As I pointed out in a blog entry right before the last presidential election, the current administration has gutted Superfund legislation:

Almost simultaneously with the passage of ANILCA in 1980 came the completion of work on what was known as Superfund legislation. I had long been concerned about the emission of toxic materials by some irresponsible corporations, and working with a bipartisan Congress we established legal requirements that such wastes be reduced drastically and that those responsible be required to finance the cleanup of their poisonous deposits. Also, a small surcharge on polluting chemical companies established a permanent fund to cover future costs. Now, with the advent of a new administration in Washington, industry lobbyists have been able to prevail again, as the “polluters pay” principle was abandoned. American taxpayers were forced to pay about 8o percent of the cleanup costs in 2004 and will bear the total bill in fiscal year 2005. There is little financial incentive for unscrupulous corporations to restrict their dumping of toxic wastes.

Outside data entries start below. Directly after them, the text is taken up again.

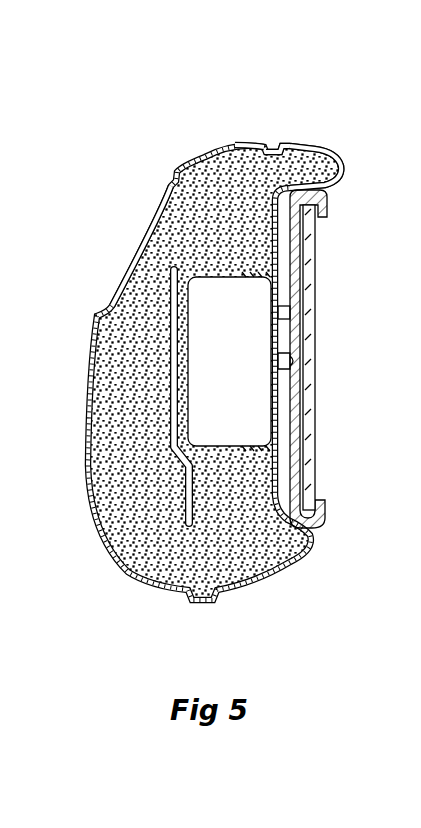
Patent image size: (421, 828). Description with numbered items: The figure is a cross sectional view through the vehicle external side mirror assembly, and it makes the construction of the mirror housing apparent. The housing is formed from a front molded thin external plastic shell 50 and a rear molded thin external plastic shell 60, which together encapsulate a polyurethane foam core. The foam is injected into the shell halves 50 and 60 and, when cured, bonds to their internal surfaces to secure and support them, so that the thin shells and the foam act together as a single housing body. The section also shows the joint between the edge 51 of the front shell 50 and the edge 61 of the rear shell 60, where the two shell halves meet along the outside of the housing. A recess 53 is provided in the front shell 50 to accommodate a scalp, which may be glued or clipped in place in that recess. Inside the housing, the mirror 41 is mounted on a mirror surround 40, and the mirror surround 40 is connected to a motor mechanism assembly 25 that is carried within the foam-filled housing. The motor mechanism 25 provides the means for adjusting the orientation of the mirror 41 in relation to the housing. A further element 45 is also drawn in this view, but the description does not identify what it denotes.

The front molded thin external plastic shell 50 is at (86, 505).
The recess 53 is at (140, 237).
The edge of the front shell 51 is at (258, 132).
The edge of the rear shell 61 is at (288, 132).
The rear molded thin external plastic shell 60 is at (334, 165).
The support rib 45 is at (173, 367).
The motor mechanism assembly 25 is at (208, 305).
The mirror surround 40 is at (320, 530).
The mirror 41 is at (316, 358).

And who says it doesn’t pay for businesses to make political contributions? If businesses put up money to support candidates, you can be sure that they plan on making a profit on that money, profit that’s paid for with public dollars. It was a little unnerving to recently read that businesses had started making more donations to Democratic candidates.

Of course, who can forget the Bush administrations rejection of the Kyoto Treaty:

One of the most controversial and universally condemned decisions made in recent years by top American leaders was to reject participation in the laboriously negotiated international agreement to control greenhouse gases, which are causing an increase in the planet’s temperature. It has become widely known that manmade gases, mostly oxides, rise into the stratosphere and create a blanket similar to the plastic or glass bubble that surrounds a greenhouse. The sun’s rays enter, and an increasing amount of heat is retained instead of being dissipated from the earth’s atmosphere.

While the Bush administration argued that Greenhouse dangers were being blown out of proportion by radicals who were relying on junk science, i.e., anyone who didn’t agree with Exxon’s view, the rest of the world certainly seemed convinced by the science.

It was reassuring when a number of religious groups broke rank with the current administration, apparently convinced by recent findings that man was, indeed, in danger of destroying God’s greatest creation:

In April 2005, a definitive report was published in the journal Science by a group of scientists led by James E. Hansen, a NASA climatologist, that should dispel all doubts about forecasts of climate change. After a five year study using more than two thousand monitoring stations around the globe, they determined that temperatures would continue a slow rise even if greenhouse gases are capped immediately, and will “spin out of control” if strong corrective action is not taken. An increase of ten degrees Fahrenheit this century could occur. Based on additional scientific proof of the long range problem, Holland has committed to cut emissions by 80 percent, the United Kingdom by 60 percent, and Germany by 50 percent in the next forty years.

I’d like to think that increasing public opinion would force this administration to reconsider their environmental policies, but somehow I doubt that it will. Those who consider it vital to “stay the course? in face of a war started under false pretenses and that has turned out dramatically differently than they predicted will surely not be deterred by a few scientific studies, no matter how definitive.

America likes to think of itself as a world leader, but I really wonder how many Americans are proud knowing that:

America is by far the world’s leading polluter, and our government’s abandonment of its responsibilities is just an other tragic step in a series of actions that have departed from the historic bipartisan protection of the global environment. Our proper stewardship of God’s world is a personal and political moral commitment.

If God actually left us in charge of his masterpiece, it’s hard to believe that He would be satisfied with how we have ruled it if He were to return today.